My personal “favourite” fail of the month originates right here in the UK. It all begins with a pair of sexist trousers.
Unfortunately for men’s clothing retailer Madhouse, a pair of their sexist chinos ended up in the hands of the very un-amused Digital Media Editor of The Telegraph, who tweeted the picture and then reported on it.
The #sexisttrousers hashtag did the rounds on Twitter as people debated if it was or was not funny or sexist (or both or neither). People argued and it wasn’t pretty – at one point sticks were accused of being up certain people’s backsides…
Yes. Heaven forfend someone call the brand up on their sexist washing instructions. Anyway, I digress. The brand responded to the growing #sexisttrousers trend by saying that it had been unaware of its existence and then took to Twitter and said it was meant to be a joke – although obviously not one designed by them to get free PR. No sir ree.
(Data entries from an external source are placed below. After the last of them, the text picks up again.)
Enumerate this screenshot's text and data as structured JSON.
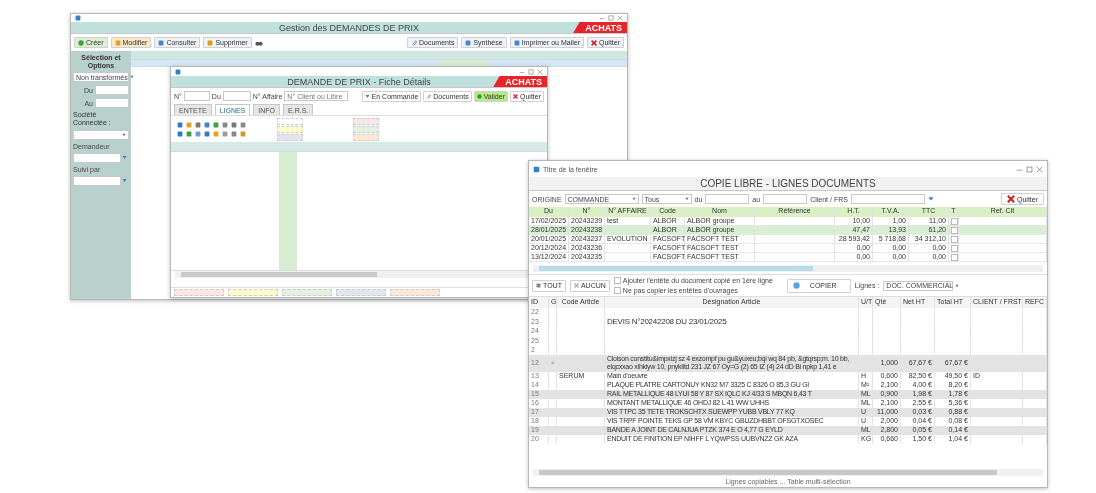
{
  "main_window": {
    "header": "Gestion des DEMANDES DE PRIX",
    "badge": "ACHATS",
    "toolbar": [
      {
        "label": "Créer",
        "kind": "create"
      },
      {
        "label": "Modifier",
        "kind": "edit"
      },
      {
        "label": "Consulter",
        "kind": "view"
      },
      {
        "label": "Supprimer",
        "kind": "delete"
      }
    ],
    "right_toolbar": [
      {
        "label": "Documents",
        "kind": "clip"
      },
      {
        "label": "Synthèse",
        "kind": "print"
      },
      {
        "label": "Imprimer ou Mailer",
        "kind": "print"
      },
      {
        "label": "Quitter",
        "kind": "quit"
      }
    ],
    "sidebar": {
      "title": "Sélection et Options",
      "filter": "Non transformés",
      "fields": [
        {
          "label": "Du",
          "kind": "date"
        },
        {
          "label": "Au",
          "kind": "date"
        },
        {
          "label": "Société Connectée :",
          "kind": "caption"
        },
        {
          "kind": "select"
        },
        {
          "label": "Demandeur",
          "kind": "lookup"
        },
        {
          "label": "Suivi par",
          "kind": "lookup"
        }
      ]
    }
  },
  "detail_window": {
    "header": "DEMANDE DE PRIX - Fiche Détails",
    "badge": "ACHATS",
    "number_label": "N°",
    "date_label": "Du",
    "affair_label": "N° Affaire",
    "client_placeholder": "N° Client ou Libre",
    "buttons": [
      {
        "label": "En Commande",
        "kind": "order"
      },
      {
        "label": "Documents",
        "kind": "clip"
      },
      {
        "label": "Valider",
        "kind": "ok"
      },
      {
        "label": "Quitter",
        "kind": "quit"
      }
    ],
    "tabs": [
      {
        "label": "ENTETE",
        "selected": false
      },
      {
        "label": "LIGNES",
        "selected": true
      },
      {
        "label": "INFO",
        "selected": false
      },
      {
        "label": "E.R.S.",
        "selected": false
      }
    ],
    "legend": [
      {
        "color": "#ffffff"
      },
      {
        "color": "#fde6e6"
      },
      {
        "color": "#fffbc8"
      },
      {
        "color": "#e2f2df"
      },
      {
        "color": "#e3e6ee"
      },
      {
        "color": "#fde8d8"
      }
    ]
  },
  "copy_window": {
    "title": "Titre de la fenêtre",
    "header": "COPIE LIBRE - LIGNES DOCUMENTS",
    "origin_label": "ORIGINE",
    "origin": "COMMANDE",
    "scope": "Tous",
    "from_label": "du",
    "to_label": "au",
    "client_label": "Client / FRS",
    "quit": "Quitter",
    "columns": [
      "Du",
      "N°",
      "N° AFFAIRE",
      "Code",
      "Nom",
      "Référence",
      "H.T.",
      "T.V.A.",
      "TTC",
      "T",
      "Ref. Clt"
    ],
    "rows": [
      {
        "date": "17/02/2025",
        "number": "20243239",
        "affair": "test",
        "code": "ALBOR",
        "name": "ALBOR groupe",
        "ht": "10,00",
        "tva": "1,00",
        "ttc": "11,00",
        "selected": false
      },
      {
        "date": "28/01/2025",
        "number": "20243238",
        "code": "ALBOR",
        "name": "ALBOR groupe",
        "ht": "47,47",
        "tva": "13,93",
        "ttc": "61,20",
        "selected": true
      },
      {
        "date": "20/01/2025",
        "number": "20243237",
        "affair": "EVOLUTION",
        "code": "FACSOFT",
        "name": "FACSOFT TEST",
        "ht": "28 593,42",
        "tva": "5 718,68",
        "ttc": "34 312,10",
        "selected": false
      },
      {
        "date": "20/12/2024",
        "number": "20243236",
        "code": "FACSOFT",
        "name": "FACSOFT TEST",
        "ht": "0,00",
        "tva": "0,00",
        "ttc": "0,00",
        "selected": false
      },
      {
        "date": "13/12/2024",
        "number": "20243235",
        "code": "FACSOFT",
        "name": "FACSOFT TEST",
        "ht": "0,00",
        "tva": "0,00",
        "ttc": "0,00",
        "selected": false
      }
    ],
    "all_button": "TOUT",
    "none_button": "AUCUN",
    "options": [
      {
        "label": "Ajouter l'entête du document copié en 1ère ligne",
        "checked": false
      },
      {
        "label": "Ne pas copier les entêtes d'ouvrages",
        "checked": false
      }
    ],
    "copy_button": "COPIER",
    "lines_label": "Lignes :",
    "lines_type": "DOC. COMMERCIAL",
    "line_columns": [
      "ID",
      "G",
      "Code Article",
      "Désignation Article",
      "U/T",
      "Qté",
      "Net HT",
      "Total HT",
      "CLIENT / FRST",
      "REFC"
    ],
    "lines": [
      {
        "id": "22",
        "group": false,
        "selected": false
      },
      {
        "id": "23",
        "group": false,
        "text": "DEVIS N°20242208 DU 23/01/2025",
        "selected": false
      },
      {
        "id": "24",
        "group": false,
        "selected": false
      },
      {
        "id": "25",
        "group": false,
        "selected": false
      },
      {
        "id": "2",
        "group": false,
        "selected": false
      },
      {
        "id": "12",
        "group": true,
        "text": "Cloison constitu&impxizj sz 4 exzompf pu gu&yuxeu;bqi wq 84 pb, &gtqrsp;m. 10 bb, eiqcxxao xihkiyw 10, pnykiitd 231 JZ 67 Oy=G (2) 65 IZ (4) 24 dD Bi npkp 1,41 e",
        "qty": "1,000",
        "net": "67,67 €",
        "total": "67,67 €",
        "selected": true
      },
      {
        "id": "13",
        "group": false,
        "code": "SERUM",
        "text": "Main d'oeuvre",
        "unit": "H",
        "qty": "0,600",
        "net": "82,50 €",
        "total": "49,50 €",
        "client": "ID",
        "selected": false
      },
      {
        "id": "14",
        "group": false,
        "text": "PLAQUE PLATRE CARTONUY KN32 M7 3325 C 8326 O 85,3 GU GI",
        "unit": "M²",
        "qty": "2,100",
        "net": "4,00 €",
        "total": "8,20 €",
        "selected": false
      },
      {
        "id": "15",
        "group": false,
        "text": "RAIL METALLIQUE 48 LYUI 58 Y 87 SX IQLC KJ 4/33 S MBQN 6,43 T",
        "unit": "ML",
        "qty": "0,900",
        "net": "1,98 €",
        "total": "1,78 €",
        "selected": true
      },
      {
        "id": "16",
        "group": false,
        "text": "MONTANT METALLIQUE 46 OHDJ 82 L 41 WW UHHS",
        "unit": "ML",
        "qty": "2,100",
        "net": "2,55 €",
        "total": "5,36 €",
        "selected": false
      },
      {
        "id": "17",
        "group": false,
        "text": "VIS TTPC 35 TETE TROKSCHTX SUEWPP YUBB VBLY 77 KQ",
        "unit": "U",
        "qty": "11,000",
        "net": "0,03 €",
        "total": "0,88 €",
        "selected": true
      },
      {
        "id": "18",
        "group": false,
        "text": "VIS TRPF POINTE TEKS GP 58 VM KBYC GBUZDHBBT OFSGTXOSEC",
        "unit": "U",
        "qty": "2,000",
        "net": "0,04 €",
        "total": "0,08 €",
        "selected": false
      },
      {
        "id": "19",
        "group": false,
        "text": "BANDE A JOINT DE CALNJUA PTZK 374 E O 4,77 G EYLD",
        "unit": "ML",
        "qty": "2,800",
        "net": "0,05 €",
        "total": "0,14 €",
        "selected": true
      },
      {
        "id": "20",
        "group": false,
        "text": "ENDUIT DE FINITION EP NIHFF L YQWPSS UUBVNZZ GK AZA",
        "unit": "KG",
        "qty": "0,660",
        "net": "1,50 €",
        "total": "1,04 €",
        "selected": false
      }
    ],
    "status": "Lignes copiables ... Table multi-sélection"
  }
}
If it was intentional – and if the brand says it wasn’t then who are we to argue – it’s a risky move. Okay, some of their potential customer base will find it funny – but it runs the risk of alienating more people than it wins over. If it wasn’t intentional then one would think that the brand would get rid of the toxic stock asap and apologise for stocking something so stupid.
One common trend when mistakes start to trend on social media is those that claim that the brand, politician, celebrity etc deliberately did whatever they did as a PR stunt – they wanted to generate controversy, to get air time on Leno or mentioned in the Telegraph. It could be true – lord knows there are some balmy people out there – but any PRO worth their salt would advise a client that truckloads of coverage isn’t much use to you if it’s making you look like an idiot.